Celle-ci conteste avoir consenti à ce contrat de prêt et produit à cet effet des documents officiels permettant d’effectuer une comparaison des signatures, tels que son permis de conduire, sa convention de PACS, sa requête en divorce et conventions jointes, sa carte d’identité ou encore ses avis d’impôts sur le revenu.

Madame B verse également aux débats des documents pour les périodes proches (antérieures ou concomitantes) de la date de signature du contrat de prêt, le 13 février 2010, tels qu’un courrier du 14 octobre 2010, un chèque du 28 avril 2011, ses relevés bancaires de février à septembre 2010, un contrat de bail de 2001, un procès-verbal de 2007, ou encore un certificat de cession de véhicule de 2007.

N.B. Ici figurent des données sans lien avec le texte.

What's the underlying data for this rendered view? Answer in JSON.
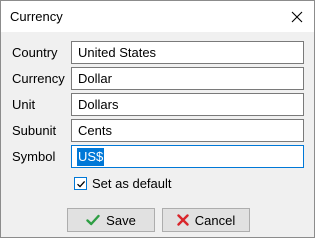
{
  "window": {
    "title": "Currency"
  },
  "form": {
    "fields": [
      {
        "label": "Country",
        "value": "United States"
      },
      {
        "label": "Currency",
        "value": "Dollar"
      },
      {
        "label": "Unit",
        "value": "Dollars"
      },
      {
        "label": "Subunit",
        "value": "Cents"
      },
      {
        "label": "Symbol",
        "value": "US$",
        "selected": true
      }
    ],
    "default_checkbox": {
      "label": "Set as default",
      "checked": true
    }
  },
  "buttons": {
    "save_label": "Save",
    "cancel_label": "Cancel"
  },
  "icons": {
    "close": "close-icon",
    "save": "check-icon",
    "cancel": "x-icon",
    "checkbox": "checkmark-icon"
  },
  "colors": {
    "accent": "#0078d7",
    "save_icon": "#2e9e44",
    "cancel_icon": "#d9252b"
  }
}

Au regard de l’ensemble de ces document, il apparaît que la signature habituelle de Madame B et la signature figurant sur le contrat de prêt du 13 février 2010 présentent des différences considérables permettant d’affirmer que ce ne sont pas les mêmes. Il doit d’ailleurs être noté que la signature de Madame B figurant sur les divers documents produits aux débats reste régulière et ne subit aucun changement au fil des années ou selon les documents observés.

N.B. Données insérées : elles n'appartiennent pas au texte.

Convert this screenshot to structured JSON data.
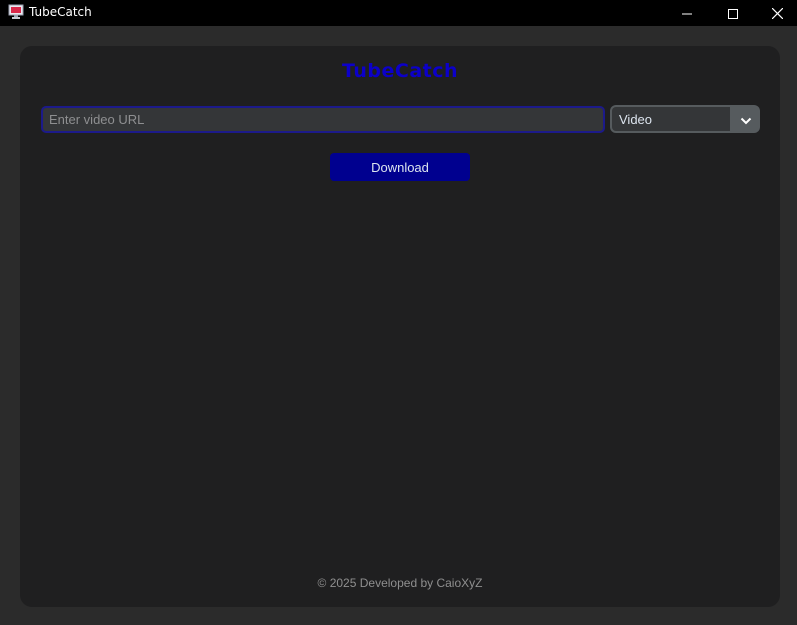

Dès lors, il apparaît que la signature de Madame B a été maladroitement imitée par son conjoint de l’époque, Monsieur Y, seul souscripteur du prêt litigieux.

Par ailleurs, Monsieur Y reconnaît lui-même dans une attestation du 3 février 2014 :

'Ne souhaitant pas mettre au courant Madame B de mes difficultés financières, je me suis procuré ses bulletins de salaires, sa pièce d’identité, et j’ai imité sa signature sur l’offre de prêt. (…) Par la suite, j’ai procédé de la même manière dans des contextes identiques avec la Caisse d’Epargne à trois reprises. Le dernier crédit souscrit en date du 13 février 2010 d’un montant de 45 000 euros comporte donc une fausse signature de Madame B qui n’a jamais eu connaissance de ce crédit jusqu’à notre séparation en septembre 2010".

Cette attestation avait été établie par Monsieur Y dans le cadre de la procédure en relevé de forclusion initiée par Madame B à l’issue de laquelle la cour d’appel de VERSAILLES l’avait finalement autorisée à relever appeler du tribunal d’instance d’X dans une ordonnance du 22 avril 2014.

De plus, Monsieur Y affirme avoir déjà procédé de la même manière pour les crédits souscrits antérieurement au 13 février 2010 qui faisaient l’objet du rachat de crédits dans le cadre de la souscription du prêt litigieux.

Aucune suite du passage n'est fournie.